La constitution la plus saine avec un maximum d’excitants est représentée par le roi - la même avec un minimum d’excitations - par le véritable cynique. Plus ces deux-là se ressemblent, plus ils pourraient échanger leur rôle facilement et imperturbablement, plus leur constitution s’approche de l’idéal de la constitution parfaite. Plus le roi vit indépendamment de son trône et plus il est roi.

Tous les excitants sont relatifs - sont des grandeurs - excepté un, qui est absolu - et plus qu’une grandeur.

La constitution parfaite naît d’une incitation et d’une liaison absolue avec cet excitant. Grâce à lui, elle peut se passer de tous les autres - car il agit au commencement plus fort, proportionnellement à la diminution des excitants relatifs, et inversement. S’est-il tout à fait imposé, cette constitution devient indifférente à l’égard des excitants relatifs. Cet excitant est - amour absolu.

Un cynique et un roi sans amour ne sont que des titres honorifiques.

On peut améliorer une constitution imparfaite si on la rend capable d’amour.

Le meilleur Etat est composé d’indifférentistes de cette sorte.

Dans les Etats imparfaits ils sont aussi les meilleurs citoyens. Ils prennent part à tout ce qui est bon, rient en silence des nigauderies de leurs contemporains et s’abstiennent de toute chose fâcheuse. Ils ne changent rien, car ils savent que chaque changement dans ces circonstances est une nouvelle erreur, et que le meilleur ne peut pas venir de l’extérieur. Ils laissent chaque chose à son rang, et comme ils ne gênent personne, personne ne les gêne, et ils sont partout les bienvenus.

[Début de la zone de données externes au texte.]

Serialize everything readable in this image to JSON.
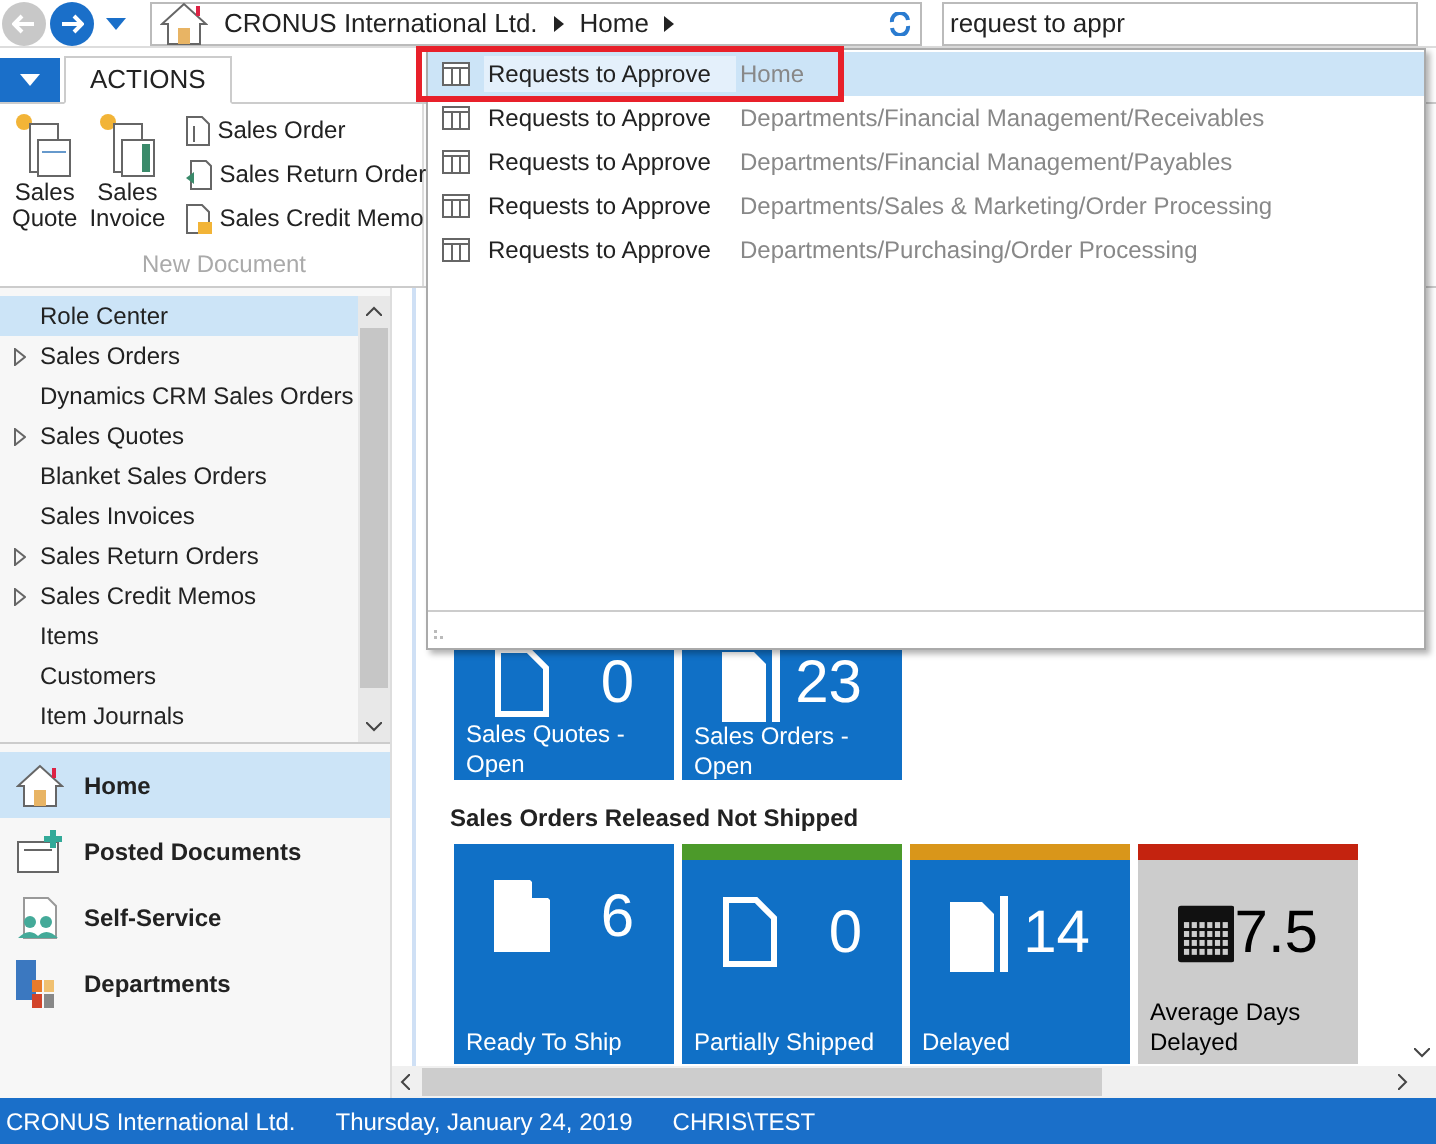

Le débat actuel sur les formes de gouvernement est un débat sur ce qui est préférable, l’âge mûr ou la jeunesse fleurissante.

La république est le fluidum deferens de la jeunesse. Là où il y a des jeunes gens, il y a la république.

Avec le mariage le système se transforme. Le marié exige l’ordre, la sécurité et la paix - il souhaite, en tant que famille, vivre dans une famille - dans un ménage équilibré - il cherche une véritable monarchie.

Un souverain sans esprit de famille n’est pas un monarque.

Mais pourquoi un chef de famille unique, absolu ? À quel arbitraire n’est-on pas là exposé ?

Dans tous les rapports relatifs, l’individu est exposé une fois pour toute à l’arbitraire - et même si j’allais dans un désert, est-ce que mon intérêt essentiel ne serait pas encore tributaire de l’arbitraire de mon individualité ? L’individu, en tant que tel, est de par sa nature soumis au hasard. Dans la démocratie parfaite, je suis soumis à un très grand nombre de destins, dans une démocratie représentative à un nombre plus restreint, dans une monarchie à Un destin arbitraire.

Mais est-ce que la raison n’exige pas que chacun soit son propre législateur ? L’homme ne doit obéir qu’à ses propres lois.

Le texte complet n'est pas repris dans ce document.